A Guide to Distribution Theory and Fourier Transforms by Strichartz was my introduction to Fourier analysis in undergrad. Probably helps to have some prior Fourier experience in a complex analysis or PDE course.

Bartle's Elements of Integration and Legesgue Measure is great for measure theory. Pretty short too.

Intro to Functional Analysis by Kreysig is an amazing introduction to functional analysis. Don't know why you'd learn it from any other book. Afterwards you can go on to functional books by Brezis, Lax, or Helemskii.

It depends on where they are and what the purpose is. If you are trying to discourage them (and there might be valid reasons to do that), I'd say try measure theory.

Maybe use the Bartle book.

That would give them a taste for how abstract things can get and also drive home the point tiny books can require a lot o work.

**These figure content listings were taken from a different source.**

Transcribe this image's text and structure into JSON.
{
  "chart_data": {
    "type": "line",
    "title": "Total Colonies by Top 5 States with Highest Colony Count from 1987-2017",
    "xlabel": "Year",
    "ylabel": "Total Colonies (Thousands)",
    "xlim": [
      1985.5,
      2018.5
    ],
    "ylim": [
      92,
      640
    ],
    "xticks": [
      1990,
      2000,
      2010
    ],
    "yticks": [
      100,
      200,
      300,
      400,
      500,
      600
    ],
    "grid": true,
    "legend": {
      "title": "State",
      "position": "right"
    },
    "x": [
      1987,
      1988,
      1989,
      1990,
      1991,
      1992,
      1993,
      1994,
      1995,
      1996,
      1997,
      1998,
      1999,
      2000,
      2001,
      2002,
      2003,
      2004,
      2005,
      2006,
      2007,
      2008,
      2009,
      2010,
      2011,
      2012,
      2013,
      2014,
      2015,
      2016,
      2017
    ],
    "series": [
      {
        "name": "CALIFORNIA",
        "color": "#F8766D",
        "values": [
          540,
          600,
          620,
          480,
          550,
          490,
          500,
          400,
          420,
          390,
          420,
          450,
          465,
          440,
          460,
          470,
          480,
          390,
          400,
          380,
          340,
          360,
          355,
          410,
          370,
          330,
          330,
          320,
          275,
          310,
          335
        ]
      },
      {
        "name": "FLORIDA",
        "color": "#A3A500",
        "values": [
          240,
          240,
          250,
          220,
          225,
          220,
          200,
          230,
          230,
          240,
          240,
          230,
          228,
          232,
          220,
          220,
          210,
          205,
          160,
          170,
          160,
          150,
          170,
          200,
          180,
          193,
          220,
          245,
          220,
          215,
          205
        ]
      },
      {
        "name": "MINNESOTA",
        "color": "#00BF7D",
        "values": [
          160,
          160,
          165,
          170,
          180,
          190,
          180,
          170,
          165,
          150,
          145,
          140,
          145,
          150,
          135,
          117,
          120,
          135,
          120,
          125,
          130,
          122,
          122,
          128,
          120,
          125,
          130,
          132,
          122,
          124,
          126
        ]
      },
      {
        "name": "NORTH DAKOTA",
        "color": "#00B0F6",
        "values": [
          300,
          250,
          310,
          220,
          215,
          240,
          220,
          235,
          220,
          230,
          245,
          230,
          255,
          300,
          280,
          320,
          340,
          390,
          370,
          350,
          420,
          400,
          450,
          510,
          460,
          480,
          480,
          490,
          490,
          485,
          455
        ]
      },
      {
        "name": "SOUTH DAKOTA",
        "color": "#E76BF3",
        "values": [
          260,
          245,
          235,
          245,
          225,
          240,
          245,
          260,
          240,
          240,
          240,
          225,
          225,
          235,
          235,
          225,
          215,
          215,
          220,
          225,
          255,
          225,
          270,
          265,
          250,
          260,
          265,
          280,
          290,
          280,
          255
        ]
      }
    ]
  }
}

On the other hand, if you want to do something that will help them, they An Introduction to Mathematical Reasoning.

It won't break the bank and, despite a few small typos, covers a lot material fairly gently.

You've taken some sort of analysis course already? A lot of real analysis textbooks will cover Lebesgue integration to an extent.

Some good introductions to analysis that include content on Lebesgue integration:

Walter Rudin, principle of mathematical analysis, I think it is heavily focused on the real numbers, but a fantastic book to go through regardless. Introduces Lebesgue integration as of at least the 2nd edition (the Lebesgue theory seems to be for a more general space, not just real functions).

Rudin also has a more advanced book, Real and Complex Analysis, which I believe will cover Lebesgue integration, Fourier series and (obviously) covers complex analysis.

Carothers Real Analysis is the book I did my introductory real analysis course with. It does the typical content (metric spaces, compactness, connectedness, continuity, function spaces), it has a chapter on Fourier series, and a section (5 chapters) on Lebesgue integration.

Royden's real analysis I believe covers very similar topics and again has a long and detailed section on Lebesgue integration. No experience with it, recommended for my upcoming graduate analysis course.

Bartle, Elements of Integration is a full book on Lebesgue integration. Again, haven't read it yet, recommended for my upcoming course. It is supposed to be a classic on the topic from what I've heard.

My prof recommended me Bartle